L’esperienza pratica della MT ci aiuta a comprendere e a sperimentare tutto questo. Lo scienziato occidentale che invece non pratica la MT e che è abituato a ragionare in termini di oggettivazione, trova quasi impossibile capire questo semplice concetto, e spesso lo liquida come sciocco o assurdo o mistico…

Si potrebbe parlare ancora molto di oggettivazione e portare alcune spiegazioni GENIALI di Schrödinger, che pur essendo uno scienziato occidentale che NON praticava la MT (che ovviamente non poteva ancora conoscere), è riuscito a trascendere la cornice dell’oggettivazione!

Molte pagine del libro Ipotesi sulla Realtà sono dedicate a questo (specialmente nel cap.4), e forse riescono a chiarire meglio questo concetto che inizialmente sembra molto strano al profano.

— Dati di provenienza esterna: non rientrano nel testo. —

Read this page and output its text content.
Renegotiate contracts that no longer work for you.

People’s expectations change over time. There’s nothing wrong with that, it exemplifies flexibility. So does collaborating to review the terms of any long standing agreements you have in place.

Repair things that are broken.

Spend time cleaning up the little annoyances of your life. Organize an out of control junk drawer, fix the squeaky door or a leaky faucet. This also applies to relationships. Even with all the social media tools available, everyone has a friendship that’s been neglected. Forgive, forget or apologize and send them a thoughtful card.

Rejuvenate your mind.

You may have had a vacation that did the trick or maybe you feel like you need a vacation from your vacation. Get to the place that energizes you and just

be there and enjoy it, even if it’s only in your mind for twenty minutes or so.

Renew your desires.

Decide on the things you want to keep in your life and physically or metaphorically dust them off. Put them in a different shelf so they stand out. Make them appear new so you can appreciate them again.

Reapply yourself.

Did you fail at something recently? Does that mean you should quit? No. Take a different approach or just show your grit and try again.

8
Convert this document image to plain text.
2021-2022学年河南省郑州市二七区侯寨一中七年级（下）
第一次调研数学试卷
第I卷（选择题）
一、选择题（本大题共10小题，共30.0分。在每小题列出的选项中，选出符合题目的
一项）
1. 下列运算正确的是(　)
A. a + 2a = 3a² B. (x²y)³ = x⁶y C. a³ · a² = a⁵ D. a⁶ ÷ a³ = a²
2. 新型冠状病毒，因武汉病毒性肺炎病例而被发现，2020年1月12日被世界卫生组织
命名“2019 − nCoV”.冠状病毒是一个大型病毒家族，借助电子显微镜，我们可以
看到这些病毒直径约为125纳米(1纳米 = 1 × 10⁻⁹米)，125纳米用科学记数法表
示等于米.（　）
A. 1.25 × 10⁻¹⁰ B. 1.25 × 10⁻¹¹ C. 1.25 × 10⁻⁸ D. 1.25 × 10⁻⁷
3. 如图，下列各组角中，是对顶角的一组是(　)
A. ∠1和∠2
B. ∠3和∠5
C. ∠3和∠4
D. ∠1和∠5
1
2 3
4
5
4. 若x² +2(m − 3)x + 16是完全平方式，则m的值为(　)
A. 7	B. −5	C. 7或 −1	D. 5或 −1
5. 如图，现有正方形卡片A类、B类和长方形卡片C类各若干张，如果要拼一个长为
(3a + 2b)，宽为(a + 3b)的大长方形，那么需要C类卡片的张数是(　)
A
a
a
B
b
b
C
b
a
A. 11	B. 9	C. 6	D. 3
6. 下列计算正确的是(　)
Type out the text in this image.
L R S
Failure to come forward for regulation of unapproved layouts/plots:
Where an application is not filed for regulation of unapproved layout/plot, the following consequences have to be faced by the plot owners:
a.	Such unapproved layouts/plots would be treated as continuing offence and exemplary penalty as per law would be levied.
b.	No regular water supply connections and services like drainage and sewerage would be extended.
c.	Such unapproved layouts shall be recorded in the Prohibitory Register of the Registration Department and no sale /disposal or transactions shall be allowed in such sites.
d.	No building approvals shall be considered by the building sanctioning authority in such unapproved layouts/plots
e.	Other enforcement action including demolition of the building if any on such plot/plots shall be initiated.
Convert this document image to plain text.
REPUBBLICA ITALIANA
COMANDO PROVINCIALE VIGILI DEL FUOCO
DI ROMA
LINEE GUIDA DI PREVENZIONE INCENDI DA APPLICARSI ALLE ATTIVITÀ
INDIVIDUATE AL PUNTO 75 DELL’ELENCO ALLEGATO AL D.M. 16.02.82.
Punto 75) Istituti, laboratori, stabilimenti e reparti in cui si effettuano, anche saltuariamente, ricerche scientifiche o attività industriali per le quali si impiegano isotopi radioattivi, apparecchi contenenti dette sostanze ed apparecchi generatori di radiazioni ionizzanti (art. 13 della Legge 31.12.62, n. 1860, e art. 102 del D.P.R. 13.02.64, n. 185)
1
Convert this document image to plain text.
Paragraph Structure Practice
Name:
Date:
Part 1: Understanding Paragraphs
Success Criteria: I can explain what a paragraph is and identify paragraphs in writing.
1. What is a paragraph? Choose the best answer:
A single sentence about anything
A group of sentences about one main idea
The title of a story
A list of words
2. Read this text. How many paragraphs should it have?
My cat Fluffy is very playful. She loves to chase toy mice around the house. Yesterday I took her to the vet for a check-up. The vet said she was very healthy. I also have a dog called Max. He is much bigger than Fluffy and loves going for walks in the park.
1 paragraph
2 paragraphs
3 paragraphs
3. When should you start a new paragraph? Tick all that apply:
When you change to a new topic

Non è così per Maharishi, che spontaneamente parla in termini NON condizionati dall’ipotesi dell’oggettivazione. L'”Ipotesi sulla realtà” a cui si riferisce il titolo del sito e del libro è appunto l’ipotesi che la realtà non sia puramente oggettiva ma sia una struttura “psicofisica”, cioè in cui la consapevolezza ha un ruolo fondamentale (ai livelli più sottili, cioè del campo unificato).